Write a letter from your heart to your brain.
Begin with: “Dear Brain.”
Let your heart speak its truth—its quiet longings, frustrations, joys, or sorrows. Maybe your brain has been running the show for too long, ignoring the softer whispers of the body. Maybe your heart is tired of being rationalized out of its own feelings. Let that voice, the one rarely given airtime, fill the page.
There’s no need to censor yourself. This isn’t a letter for critique or publication. It’s a form of listening. You’re allowing your embodied self to write—to remind you that your body is not separate from your wisdom, but part of it.
Writing Without Rules
Some of the most meaningful writing never follows rules. It might be fragmented, emotional, disjointed, or full of contradictions. That’s okay. Let your words move the way breath moves—sometimes slow and steady, sometimes ragged and rushed.

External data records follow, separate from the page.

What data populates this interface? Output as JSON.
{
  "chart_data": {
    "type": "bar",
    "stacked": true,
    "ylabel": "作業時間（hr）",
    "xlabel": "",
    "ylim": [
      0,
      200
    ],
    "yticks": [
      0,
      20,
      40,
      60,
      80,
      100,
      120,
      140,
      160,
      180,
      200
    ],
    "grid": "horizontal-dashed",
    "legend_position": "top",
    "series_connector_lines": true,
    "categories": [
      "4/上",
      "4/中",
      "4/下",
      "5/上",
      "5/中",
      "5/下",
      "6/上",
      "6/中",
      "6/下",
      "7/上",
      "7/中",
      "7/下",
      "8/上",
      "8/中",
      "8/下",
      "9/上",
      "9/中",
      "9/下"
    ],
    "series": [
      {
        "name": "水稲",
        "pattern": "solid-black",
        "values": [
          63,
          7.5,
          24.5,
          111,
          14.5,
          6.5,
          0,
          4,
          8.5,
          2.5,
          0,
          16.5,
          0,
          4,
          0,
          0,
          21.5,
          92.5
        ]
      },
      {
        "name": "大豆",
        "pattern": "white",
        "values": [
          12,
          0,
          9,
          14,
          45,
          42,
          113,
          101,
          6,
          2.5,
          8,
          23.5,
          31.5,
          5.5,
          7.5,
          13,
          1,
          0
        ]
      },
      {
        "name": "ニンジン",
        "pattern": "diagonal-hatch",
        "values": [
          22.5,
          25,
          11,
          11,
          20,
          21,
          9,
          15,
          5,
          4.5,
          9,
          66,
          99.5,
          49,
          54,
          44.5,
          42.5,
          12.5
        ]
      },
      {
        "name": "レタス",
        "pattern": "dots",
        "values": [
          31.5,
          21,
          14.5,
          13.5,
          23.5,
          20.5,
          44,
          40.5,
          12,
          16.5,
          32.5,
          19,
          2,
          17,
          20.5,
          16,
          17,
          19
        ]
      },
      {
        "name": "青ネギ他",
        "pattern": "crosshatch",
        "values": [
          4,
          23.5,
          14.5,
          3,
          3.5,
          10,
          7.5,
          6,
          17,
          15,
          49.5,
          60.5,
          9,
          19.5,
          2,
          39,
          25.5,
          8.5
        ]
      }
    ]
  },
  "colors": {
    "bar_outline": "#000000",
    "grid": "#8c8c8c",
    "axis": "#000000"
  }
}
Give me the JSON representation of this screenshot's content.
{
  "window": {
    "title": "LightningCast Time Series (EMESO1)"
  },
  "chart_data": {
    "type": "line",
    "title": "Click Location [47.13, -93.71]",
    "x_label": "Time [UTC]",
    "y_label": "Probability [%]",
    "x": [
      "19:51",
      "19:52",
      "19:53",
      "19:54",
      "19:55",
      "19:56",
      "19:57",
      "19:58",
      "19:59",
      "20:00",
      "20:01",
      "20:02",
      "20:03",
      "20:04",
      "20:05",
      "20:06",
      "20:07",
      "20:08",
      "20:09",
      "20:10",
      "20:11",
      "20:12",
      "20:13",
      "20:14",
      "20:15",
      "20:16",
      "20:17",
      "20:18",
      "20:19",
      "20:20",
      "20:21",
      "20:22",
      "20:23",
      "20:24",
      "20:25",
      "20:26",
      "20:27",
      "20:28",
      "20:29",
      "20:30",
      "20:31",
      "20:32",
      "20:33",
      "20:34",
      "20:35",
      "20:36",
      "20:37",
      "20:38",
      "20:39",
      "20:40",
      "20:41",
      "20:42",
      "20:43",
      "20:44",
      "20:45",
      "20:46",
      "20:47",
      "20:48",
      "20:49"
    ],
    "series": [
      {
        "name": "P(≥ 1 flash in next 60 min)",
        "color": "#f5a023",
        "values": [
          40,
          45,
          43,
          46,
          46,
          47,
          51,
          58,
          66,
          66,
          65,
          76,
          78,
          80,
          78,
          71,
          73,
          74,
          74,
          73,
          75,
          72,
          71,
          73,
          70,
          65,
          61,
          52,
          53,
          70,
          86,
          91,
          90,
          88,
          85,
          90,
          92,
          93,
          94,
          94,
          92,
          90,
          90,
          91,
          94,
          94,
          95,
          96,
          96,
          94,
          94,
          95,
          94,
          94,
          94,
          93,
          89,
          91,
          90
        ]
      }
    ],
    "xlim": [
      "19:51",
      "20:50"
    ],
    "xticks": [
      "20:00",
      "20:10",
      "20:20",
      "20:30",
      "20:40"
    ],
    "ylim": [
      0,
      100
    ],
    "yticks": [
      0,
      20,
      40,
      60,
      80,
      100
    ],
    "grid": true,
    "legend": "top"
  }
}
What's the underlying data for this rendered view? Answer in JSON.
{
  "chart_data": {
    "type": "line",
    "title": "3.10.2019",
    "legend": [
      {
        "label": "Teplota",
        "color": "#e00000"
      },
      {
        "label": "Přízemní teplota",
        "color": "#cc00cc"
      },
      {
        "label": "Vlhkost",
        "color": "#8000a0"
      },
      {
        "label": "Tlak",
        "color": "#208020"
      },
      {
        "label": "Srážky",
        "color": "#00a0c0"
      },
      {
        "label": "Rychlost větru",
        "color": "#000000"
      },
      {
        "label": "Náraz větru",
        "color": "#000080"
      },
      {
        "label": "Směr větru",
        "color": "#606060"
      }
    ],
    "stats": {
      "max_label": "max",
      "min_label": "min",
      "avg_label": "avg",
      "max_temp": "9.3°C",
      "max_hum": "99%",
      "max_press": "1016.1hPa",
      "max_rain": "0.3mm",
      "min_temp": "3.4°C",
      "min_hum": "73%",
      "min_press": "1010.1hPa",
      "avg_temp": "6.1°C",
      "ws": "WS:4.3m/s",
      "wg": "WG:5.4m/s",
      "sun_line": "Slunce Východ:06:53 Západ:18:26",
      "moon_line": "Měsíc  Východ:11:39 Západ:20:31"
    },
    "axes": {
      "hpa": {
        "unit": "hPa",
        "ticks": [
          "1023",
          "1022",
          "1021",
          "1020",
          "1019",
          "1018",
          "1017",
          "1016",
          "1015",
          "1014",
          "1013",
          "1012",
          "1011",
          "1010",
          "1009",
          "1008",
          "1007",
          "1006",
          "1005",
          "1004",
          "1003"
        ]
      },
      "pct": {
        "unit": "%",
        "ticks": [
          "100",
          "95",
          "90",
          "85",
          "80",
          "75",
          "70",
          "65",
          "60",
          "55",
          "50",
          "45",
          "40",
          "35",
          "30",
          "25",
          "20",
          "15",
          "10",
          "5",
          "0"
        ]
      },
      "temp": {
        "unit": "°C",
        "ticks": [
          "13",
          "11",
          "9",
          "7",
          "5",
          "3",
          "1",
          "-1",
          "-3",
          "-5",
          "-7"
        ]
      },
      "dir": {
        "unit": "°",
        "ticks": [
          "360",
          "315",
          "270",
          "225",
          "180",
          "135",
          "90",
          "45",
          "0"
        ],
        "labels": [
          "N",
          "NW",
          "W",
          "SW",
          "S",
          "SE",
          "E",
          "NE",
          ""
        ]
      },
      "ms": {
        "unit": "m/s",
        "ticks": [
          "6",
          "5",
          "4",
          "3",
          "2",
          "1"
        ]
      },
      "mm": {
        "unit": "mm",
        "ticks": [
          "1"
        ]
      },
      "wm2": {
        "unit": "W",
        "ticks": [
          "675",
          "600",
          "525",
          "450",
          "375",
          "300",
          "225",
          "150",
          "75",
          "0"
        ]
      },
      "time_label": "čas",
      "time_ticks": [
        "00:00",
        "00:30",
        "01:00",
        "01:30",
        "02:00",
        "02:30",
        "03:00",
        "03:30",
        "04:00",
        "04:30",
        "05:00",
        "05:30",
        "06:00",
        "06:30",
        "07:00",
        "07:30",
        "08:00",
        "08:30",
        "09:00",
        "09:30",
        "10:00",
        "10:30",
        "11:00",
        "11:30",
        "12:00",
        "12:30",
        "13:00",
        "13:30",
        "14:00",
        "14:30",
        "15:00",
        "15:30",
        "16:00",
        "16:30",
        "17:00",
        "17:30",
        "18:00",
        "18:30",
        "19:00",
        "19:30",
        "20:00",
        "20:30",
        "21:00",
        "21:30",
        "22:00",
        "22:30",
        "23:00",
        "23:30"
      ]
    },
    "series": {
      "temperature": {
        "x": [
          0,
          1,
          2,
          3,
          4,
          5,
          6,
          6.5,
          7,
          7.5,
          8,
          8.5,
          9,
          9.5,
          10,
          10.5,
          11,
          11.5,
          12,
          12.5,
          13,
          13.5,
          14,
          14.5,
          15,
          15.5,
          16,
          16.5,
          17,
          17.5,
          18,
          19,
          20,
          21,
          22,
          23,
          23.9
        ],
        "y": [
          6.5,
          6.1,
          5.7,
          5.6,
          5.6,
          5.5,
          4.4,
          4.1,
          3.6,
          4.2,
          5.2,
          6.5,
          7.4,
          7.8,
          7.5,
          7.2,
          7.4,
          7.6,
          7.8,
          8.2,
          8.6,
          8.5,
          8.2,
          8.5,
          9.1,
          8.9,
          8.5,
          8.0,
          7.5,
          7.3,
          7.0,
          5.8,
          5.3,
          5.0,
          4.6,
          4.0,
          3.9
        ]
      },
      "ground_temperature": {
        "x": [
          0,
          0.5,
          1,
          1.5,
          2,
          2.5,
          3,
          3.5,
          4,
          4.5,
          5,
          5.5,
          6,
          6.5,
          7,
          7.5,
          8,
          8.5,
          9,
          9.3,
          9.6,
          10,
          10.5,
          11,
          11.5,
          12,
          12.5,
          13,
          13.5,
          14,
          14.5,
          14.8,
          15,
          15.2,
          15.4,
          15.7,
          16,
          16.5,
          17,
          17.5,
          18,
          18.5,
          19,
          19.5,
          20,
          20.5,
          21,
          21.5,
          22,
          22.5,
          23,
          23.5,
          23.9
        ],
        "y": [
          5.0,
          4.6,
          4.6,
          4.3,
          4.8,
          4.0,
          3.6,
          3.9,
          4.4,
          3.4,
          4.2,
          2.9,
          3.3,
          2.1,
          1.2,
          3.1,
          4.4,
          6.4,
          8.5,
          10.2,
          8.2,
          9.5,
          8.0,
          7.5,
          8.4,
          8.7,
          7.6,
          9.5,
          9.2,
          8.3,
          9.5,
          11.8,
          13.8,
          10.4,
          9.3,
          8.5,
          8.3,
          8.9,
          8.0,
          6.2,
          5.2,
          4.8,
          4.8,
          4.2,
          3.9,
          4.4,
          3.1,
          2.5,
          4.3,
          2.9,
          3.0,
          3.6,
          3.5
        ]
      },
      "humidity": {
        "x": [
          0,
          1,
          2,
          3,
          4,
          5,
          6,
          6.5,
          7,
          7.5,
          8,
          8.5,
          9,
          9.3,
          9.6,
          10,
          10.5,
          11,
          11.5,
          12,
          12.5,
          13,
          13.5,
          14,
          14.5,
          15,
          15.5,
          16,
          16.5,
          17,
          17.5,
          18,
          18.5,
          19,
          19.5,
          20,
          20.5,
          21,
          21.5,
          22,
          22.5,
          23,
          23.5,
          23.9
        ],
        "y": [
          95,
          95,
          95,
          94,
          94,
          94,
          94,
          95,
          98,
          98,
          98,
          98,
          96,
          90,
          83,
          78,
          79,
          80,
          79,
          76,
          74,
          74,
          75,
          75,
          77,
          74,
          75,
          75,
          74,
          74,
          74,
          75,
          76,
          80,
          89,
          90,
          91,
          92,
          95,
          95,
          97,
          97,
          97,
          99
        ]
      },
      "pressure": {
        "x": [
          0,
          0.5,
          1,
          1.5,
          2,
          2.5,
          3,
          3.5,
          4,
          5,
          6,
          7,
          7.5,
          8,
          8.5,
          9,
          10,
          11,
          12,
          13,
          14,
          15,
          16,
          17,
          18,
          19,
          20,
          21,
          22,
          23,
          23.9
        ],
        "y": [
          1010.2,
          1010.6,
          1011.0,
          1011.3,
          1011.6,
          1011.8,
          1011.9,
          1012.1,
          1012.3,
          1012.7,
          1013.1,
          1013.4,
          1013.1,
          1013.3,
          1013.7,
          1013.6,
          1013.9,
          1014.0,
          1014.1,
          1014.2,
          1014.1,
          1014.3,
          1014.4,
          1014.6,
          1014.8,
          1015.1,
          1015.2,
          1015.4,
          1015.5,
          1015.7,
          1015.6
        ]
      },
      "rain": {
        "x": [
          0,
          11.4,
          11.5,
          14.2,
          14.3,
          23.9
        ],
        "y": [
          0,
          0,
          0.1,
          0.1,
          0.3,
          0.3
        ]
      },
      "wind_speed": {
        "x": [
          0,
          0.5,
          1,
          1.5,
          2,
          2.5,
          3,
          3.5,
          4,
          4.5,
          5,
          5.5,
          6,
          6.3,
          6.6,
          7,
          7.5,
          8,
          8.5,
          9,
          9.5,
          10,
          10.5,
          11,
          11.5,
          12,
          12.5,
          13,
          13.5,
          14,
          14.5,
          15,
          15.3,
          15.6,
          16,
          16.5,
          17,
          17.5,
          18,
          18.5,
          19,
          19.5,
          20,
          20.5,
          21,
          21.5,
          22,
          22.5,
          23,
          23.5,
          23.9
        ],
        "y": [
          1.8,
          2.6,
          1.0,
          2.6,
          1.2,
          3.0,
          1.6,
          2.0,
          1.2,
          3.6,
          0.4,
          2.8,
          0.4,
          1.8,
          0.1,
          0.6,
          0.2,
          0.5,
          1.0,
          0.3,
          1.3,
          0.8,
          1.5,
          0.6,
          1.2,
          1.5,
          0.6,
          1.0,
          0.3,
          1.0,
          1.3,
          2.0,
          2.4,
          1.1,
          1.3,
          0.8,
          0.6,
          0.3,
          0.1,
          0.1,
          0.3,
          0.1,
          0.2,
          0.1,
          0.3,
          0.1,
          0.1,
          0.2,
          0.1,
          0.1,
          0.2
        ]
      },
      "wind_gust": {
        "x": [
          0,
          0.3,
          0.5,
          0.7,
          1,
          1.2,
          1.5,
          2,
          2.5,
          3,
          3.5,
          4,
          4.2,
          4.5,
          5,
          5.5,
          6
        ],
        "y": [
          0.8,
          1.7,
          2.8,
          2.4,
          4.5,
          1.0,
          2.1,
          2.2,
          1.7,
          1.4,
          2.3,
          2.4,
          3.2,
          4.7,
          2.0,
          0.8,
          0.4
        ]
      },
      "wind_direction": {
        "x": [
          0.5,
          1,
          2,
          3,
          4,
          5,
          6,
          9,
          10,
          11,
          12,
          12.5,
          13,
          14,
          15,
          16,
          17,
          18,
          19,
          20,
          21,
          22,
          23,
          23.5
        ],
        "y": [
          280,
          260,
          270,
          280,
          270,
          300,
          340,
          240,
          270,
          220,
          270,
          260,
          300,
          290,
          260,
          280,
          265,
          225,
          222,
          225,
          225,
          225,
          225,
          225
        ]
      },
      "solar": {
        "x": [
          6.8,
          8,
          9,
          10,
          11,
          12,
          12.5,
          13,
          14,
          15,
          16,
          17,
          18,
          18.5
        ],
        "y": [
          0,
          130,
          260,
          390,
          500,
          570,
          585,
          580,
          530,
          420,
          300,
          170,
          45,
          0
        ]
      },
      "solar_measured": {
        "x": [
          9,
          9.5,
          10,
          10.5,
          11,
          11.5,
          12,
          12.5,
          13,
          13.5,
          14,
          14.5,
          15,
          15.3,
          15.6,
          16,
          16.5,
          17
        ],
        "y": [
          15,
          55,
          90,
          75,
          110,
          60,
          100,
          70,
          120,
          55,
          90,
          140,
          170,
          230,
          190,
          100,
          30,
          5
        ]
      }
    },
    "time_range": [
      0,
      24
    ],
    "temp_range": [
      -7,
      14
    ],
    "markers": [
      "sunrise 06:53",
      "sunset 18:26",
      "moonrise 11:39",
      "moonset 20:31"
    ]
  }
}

What matters most is that you’re creating space. A space where the full spectrum of who you are—mind, body, soul—can exist together. In this kind of writing, there’s no pressure to sound smart, to be coherent, or to make a point. You’re simply giving yourself permission to be heard.
The Power of Being Whole
Over time, this practice of embodied writing becomes a kind of homecoming. You start to notice the subtle ways your body speaks: the tension in your shoulders when you’re overextended, the flutter in your chest when something resonates, the ache in your belly when a boundary’s been crossed. These signals have always been there—but writing helps us learn their language.
When we write with our whole selves, we begin to live with our whole selves. And that’s where transformation begins—not in the pursuit of perfect thoughts, but in the intimate, everyday act of listening inward.
So go ahead. Pick up a pen. Come back home. Write from your bones, your belly, your breath. Write not to be understood—but to understand. Not to be read—but to be felt.